All the Laws but One: Civil Liberties in National Emergencies
Former Chief Justice William Rehnquist’s book All the Laws but One is an account of the history of civil liberties during wartime and examines cases where presidents have suspended the law in the name of national security. Since the Constitution’s Suspension Clause only applies “when in cases of rebellion or invasion,” Rehnquist’s work discusses wartime powers, primarily focusing on cases involving the Civil War and World War II. On the other hand, events of the last few decades, including destructive hurricanes and tsunamis, outbreaks of infectious diseases, or threats of severe economic collapse, suggest that governments may need to exert wartime-style powers to manage these potential disasters. Thus, state and federal governments may be confronted with the need to curtail civil liberties through mandatory evacuations, mandatory vaccinations, arbitrary detentions, or other forced measures. This paper seeks to examine the constitutionality of such measures in the absence of direct rebellion or invasion.

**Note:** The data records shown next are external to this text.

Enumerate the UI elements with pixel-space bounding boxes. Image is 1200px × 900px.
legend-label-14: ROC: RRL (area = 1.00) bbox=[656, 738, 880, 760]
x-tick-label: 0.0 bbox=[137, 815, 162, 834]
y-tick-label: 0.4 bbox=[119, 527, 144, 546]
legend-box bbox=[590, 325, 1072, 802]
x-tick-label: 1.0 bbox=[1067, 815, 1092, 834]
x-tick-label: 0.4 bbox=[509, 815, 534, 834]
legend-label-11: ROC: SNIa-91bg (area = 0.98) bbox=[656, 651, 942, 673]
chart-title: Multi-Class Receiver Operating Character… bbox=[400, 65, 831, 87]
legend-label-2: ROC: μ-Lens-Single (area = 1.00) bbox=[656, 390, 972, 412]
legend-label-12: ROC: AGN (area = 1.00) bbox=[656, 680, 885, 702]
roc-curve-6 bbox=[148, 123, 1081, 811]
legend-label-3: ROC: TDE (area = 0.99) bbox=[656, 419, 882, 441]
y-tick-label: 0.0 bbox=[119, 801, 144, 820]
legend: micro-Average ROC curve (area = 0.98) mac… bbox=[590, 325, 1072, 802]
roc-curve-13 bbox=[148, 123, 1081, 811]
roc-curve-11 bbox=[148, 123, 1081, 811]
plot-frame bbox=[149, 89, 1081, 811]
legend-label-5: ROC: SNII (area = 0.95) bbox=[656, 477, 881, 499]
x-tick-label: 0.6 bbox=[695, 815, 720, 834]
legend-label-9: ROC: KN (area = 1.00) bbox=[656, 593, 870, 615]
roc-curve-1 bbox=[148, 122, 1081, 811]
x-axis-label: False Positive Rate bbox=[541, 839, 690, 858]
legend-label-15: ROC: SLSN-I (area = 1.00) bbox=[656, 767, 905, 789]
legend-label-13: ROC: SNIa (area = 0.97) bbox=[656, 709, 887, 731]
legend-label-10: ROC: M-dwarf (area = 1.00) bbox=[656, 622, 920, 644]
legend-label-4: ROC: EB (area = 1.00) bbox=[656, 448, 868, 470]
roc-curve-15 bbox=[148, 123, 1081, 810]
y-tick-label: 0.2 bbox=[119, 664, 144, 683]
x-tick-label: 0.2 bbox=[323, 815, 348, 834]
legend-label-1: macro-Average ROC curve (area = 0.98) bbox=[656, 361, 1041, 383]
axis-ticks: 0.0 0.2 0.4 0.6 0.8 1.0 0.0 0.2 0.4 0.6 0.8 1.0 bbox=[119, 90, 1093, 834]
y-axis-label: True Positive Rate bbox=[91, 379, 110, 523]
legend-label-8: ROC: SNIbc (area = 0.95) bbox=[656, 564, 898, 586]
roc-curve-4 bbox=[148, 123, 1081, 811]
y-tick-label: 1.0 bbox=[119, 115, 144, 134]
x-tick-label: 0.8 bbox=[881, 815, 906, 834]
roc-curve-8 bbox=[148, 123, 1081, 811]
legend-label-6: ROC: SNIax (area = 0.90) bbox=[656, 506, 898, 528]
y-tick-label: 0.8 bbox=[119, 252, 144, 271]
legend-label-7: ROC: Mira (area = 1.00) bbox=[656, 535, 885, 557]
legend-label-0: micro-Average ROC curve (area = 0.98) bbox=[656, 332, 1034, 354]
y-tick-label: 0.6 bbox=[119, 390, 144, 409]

Through a review of relevant history, including Supreme Court and other judicial opinions, executive actions, and policy decisions, this paper ultimately concludes that weighty precedents already exist for abuse of civil liberties outside of wartime. Furthermore, the state and federal governments would not likely hesitate to use—and abuse—these precedents in an attempt to exert control in the midst of such emergency situations. Ultimately, these potential abuses threaten to make a mockery of the rule of law.
Is Cyber Deterrence an Effective Strategy?
In December 2015, the White House released its own long-anticipated cyber deterrence policy. Specifically, the White House policy is built on a two-element strategy of deterrence by denial; and deterrence through cost imposition. Unfortunately, the White House policy does little to address or answer the thorny legal questions raised by the reality of today's cybersecurity environment. First, the policy relies on traditional notions of deterrence that may have been effective in prior nuclear and non-nuclear contexts. Second, the policy focuses primarily on defensive strategies and does not confront the reality and likelihood of offensive counter-operations. This paper will examine the White House cyber deterrence policy from a historical and critical perspective, as well as address the impacts on international law. Finally, this paper will discuss whether deterrence is even a reasonable strategy in the cyber environment.